SINDROM KORONER AKUT

A.    DEFINISI

Sindrom koroner akut (SKA) merupakan keadaan darurat jantung dengan manifestasi klinis rasa tidak enak didada atau gejala lain sebagai akibat iskemia miokardium. SKA terdiri atas angina pektoris tidak stabil, infarct myocard acute (IMA) yang disertai elevasi segmen ST. Penderita dengan infark miokardium tanpa elevasi ST. SKA ditetapkan sebagai manifestasi klinis penyakit arteri koroner.
Sindrom Koroner Akut (SKA) yang biasa dikenal dengan penyakit jantung koroner adalah suatu kegawatdaruratan pembuluh darah koroner yang terdiri dari infark miokard akut dengan gambaran elektrokardiografi (EKG) elevasi segmen ST (ST Elevation Myocard Infark/STEMI), infark miokard akut tanpa elevasi segmen ST (Non STEMI) dan angina pektoris tidak stabil (APTS). Penyakit ini timbul akibat tersumbatnya pembuluh darah koroner yang melayani otot-otot jantung oleh atherosclerosis yang terbentuk dari secara progresif dari masa kanak-kanak.
B.     ETIOLOGI

1.      Trombus tidak oklusif pada plak yang sudah ada
Penyebab paling sering adalah penurunan perfusi miokard oleh karena penyempitan arteri koroner sebagai akibat dari trombus yang ada pada plak aterosklerosis yang rupture dan biasanya tidak sampai menyumbat. Mikroemboli (emboli kecil) dari agregasi trombosit beserta komponennya dari plak yang ruptur, yang mengakibatkan infark kecil di distal, merupakan penyebab keluarnya petanda kerusakan miokard pada banyak pasien.
2.      Obstruksi dinamik
Penyebab yang agak jarang adalah obstruksi dinamik, yang mungkin diakibatkan oleh spasme fokal yang terus menerus pada segmen arteri koroner epikardium (angina prinzmetal). Spasme ini disebabkan oleh hiperkontraktilitas otot polos pembuluh darah dan/atau akibat adanya disfungsi endotel. Obstruksi dinamik koroner dapat juga diakibatkan oleh konstriksi abnormal pada pembuluh darah yang lebih kecil.
3.      Obstruksi mekanik yang progresif
 Penyebab ke tiga SKA adalah penyempitan yang hebat namun bukan karena spasme atau trombus. Hal ini terjadi pada sejumlah pasien dengan aterosklerosis progresif atau dengan stenosis ulang setelah intervensikoroner perkutan (PCI).

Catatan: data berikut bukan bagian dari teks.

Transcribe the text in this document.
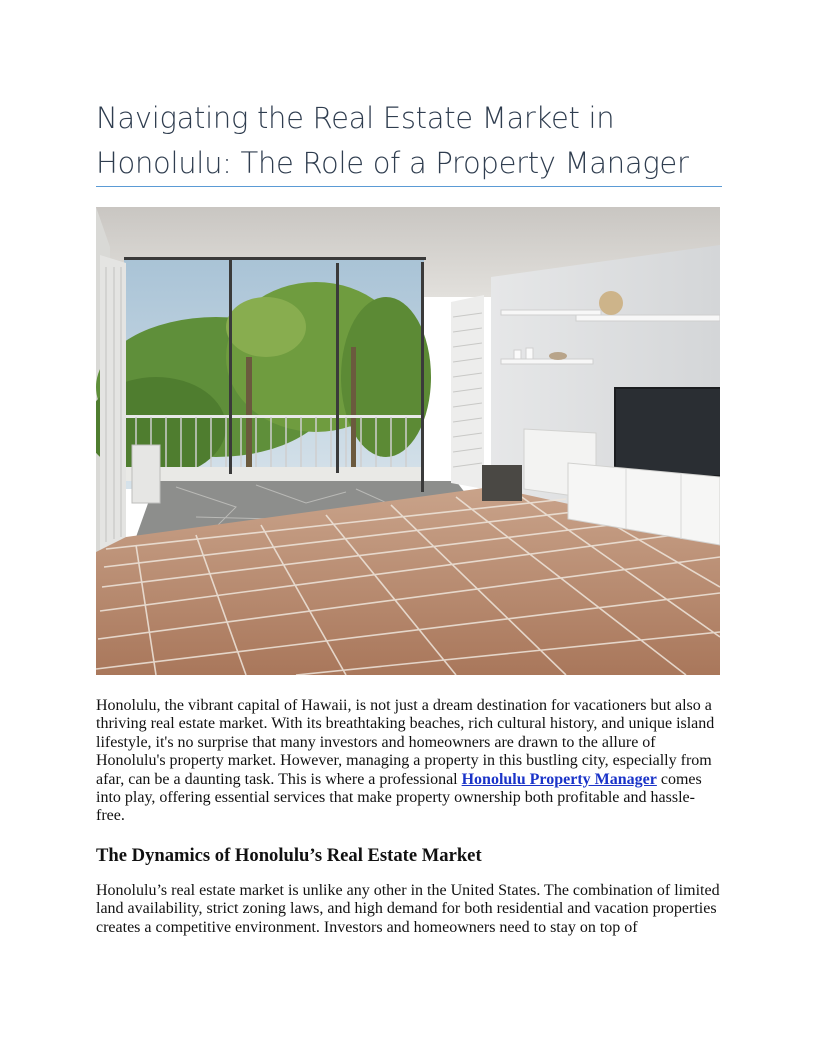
Navigating the Real Estate Market in
Honolulu: The Role of a Property Manager

Honolulu, the vibrant capital of Hawaii, is not just a dream destination for vacationers but also a thriving real estate market. With its breathtaking beaches, rich cultural history, and unique island lifestyle, it's no surprise that many investors and homeowners are drawn to the allure of Honolulu's property market. However, managing a property in this bustling city, especially from afar, can be a daunting task. This is where a professional Honolulu Property Manager comes into play, offering essential services that make property ownership both profitable and hassle-free.

The Dynamics of Honolulu’s Real Estate Market

Honolulu’s real estate market is unlike any other in the United States. The combination of limited land availability, strict zoning laws, and high demand for both residential and vacation properties creates a competitive environment. Investors and homeowners need to stay on top of
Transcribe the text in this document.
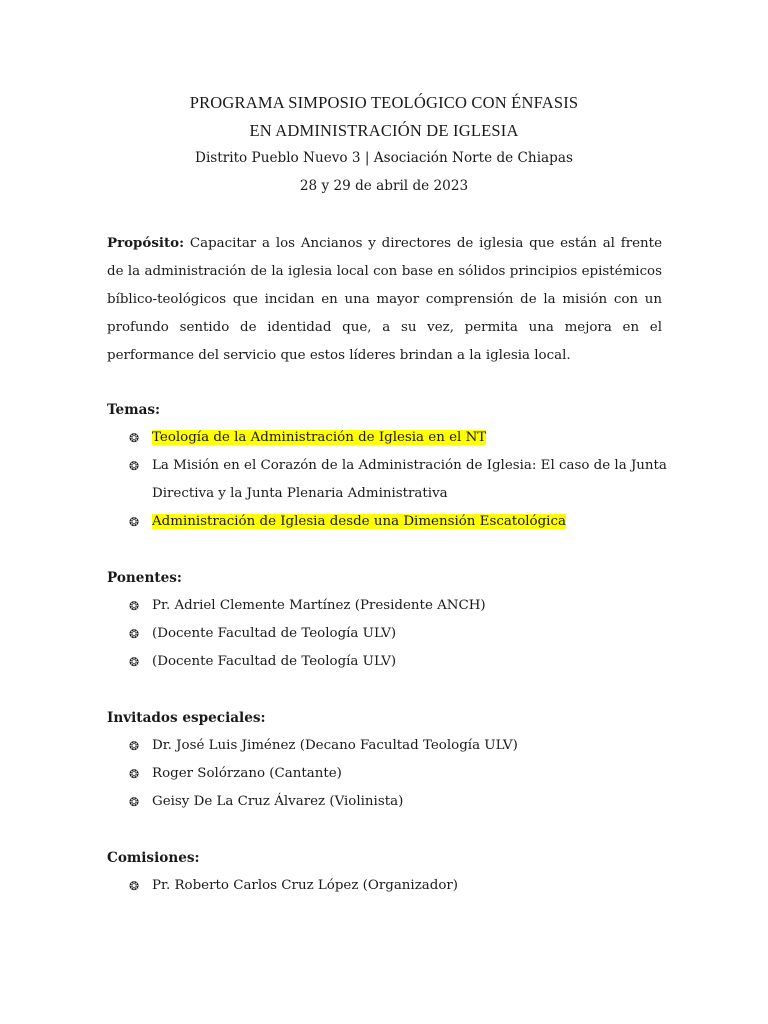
PROGRAMA SIMPOSIO TEOLÓGICO CON ÉNFASIS
EN ADMINISTRACIÓN DE IGLESIA
Distrito Pueblo Nuevo 3 | Asociación Norte de Chiapas
28 y 29 de abril de 2023
Propósito: Capacitar a los Ancianos y directores de iglesia que están al frente de la administración de la iglesia local con base en sólidos principios epistémicos bíblico-teológicos que incidan en una mayor comprensión de la misión con un profundo sentido de identidad que, a su vez, permita una mejora en el performance del servicio que estos líderes brindan a la iglesia local.
Temas:
❂ Teología de la Administración de Iglesia en el NT
❂ La Misión en el Corazón de la Administración de Iglesia: El caso de la Junta Directiva y la Junta Plenaria Administrativa
❂ Administración de Iglesia desde una Dimensión Escatológica
Ponentes:
❂ Pr. Adriel Clemente Martínez (Presidente ANCH)
❂ (Docente Facultad de Teología ULV)
❂ (Docente Facultad de Teología ULV)
Invitados especiales:
❂ Dr. José Luis Jiménez (Decano Facultad Teología ULV)
❂ Roger Solórzano (Cantante)
❂ Geisy De La Cruz Álvarez (Violinista)
Comisiones:
❂ Pr. Roberto Carlos Cruz López (Organizador)
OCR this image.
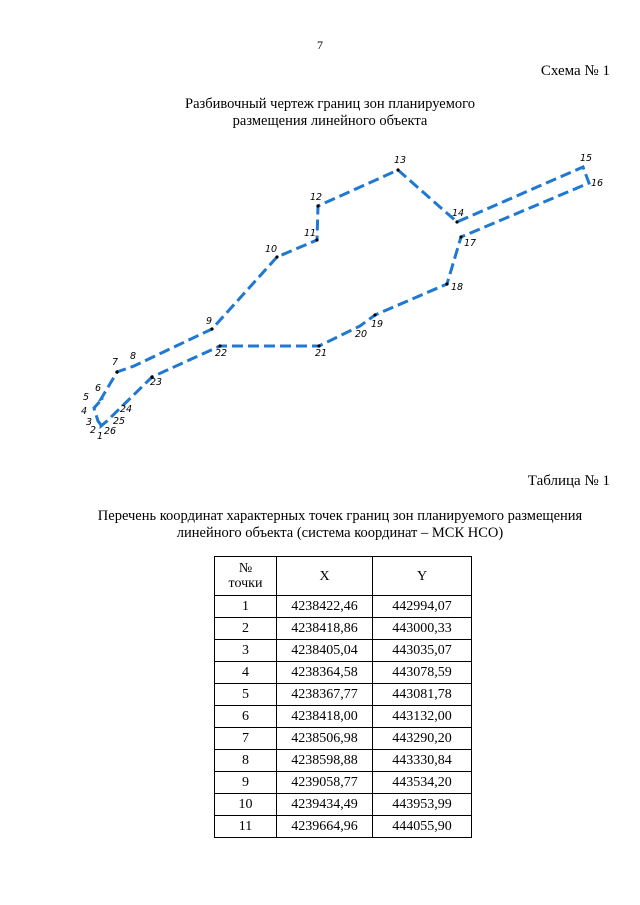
7
Схема № 1
Разбивочный чертеж границ зон планируемого
размещения линейного объекта
1
2
3
4
5
6
7
8
9
10
11
12
13
14
15
16
17
18
19
20
21
22
23
24
25
26
Таблица № 1
Перечень координат характерных точек границ зон планируемого размещения
линейного объекта (система координат – МСК НСО)
№
точки	X	Y
1	4238422,46	442994,07
2	4238418,86	443000,33
3	4238405,04	443035,07
4	4238364,58	443078,59
5	4238367,77	443081,78
6	4238418,00	443132,00
7	4238506,98	443290,20
8	4238598,88	443330,84
9	4239058,77	443534,20
10	4239434,49	443953,99
11	4239664,96	444055,90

4.      Inflamasi dan/atau infeksi
Penyebab ke empat adalah inflamasi, disebabkan oleh/yang berhubungan dengan  infeksi,  yang  mungkin  menyebabkan  penyempitan  arteri, destabilisasi plak, ruptur dan trombogenesis. Makrofag dan limfosit-T di dinding plak meningkatkan ekspresi enzim seperti metaloproteinase, yang dapat  mengakibatkan  penipisan  dan  ruptur  plak,  sehingga selanjutnya dapat mengakibatkan SKA.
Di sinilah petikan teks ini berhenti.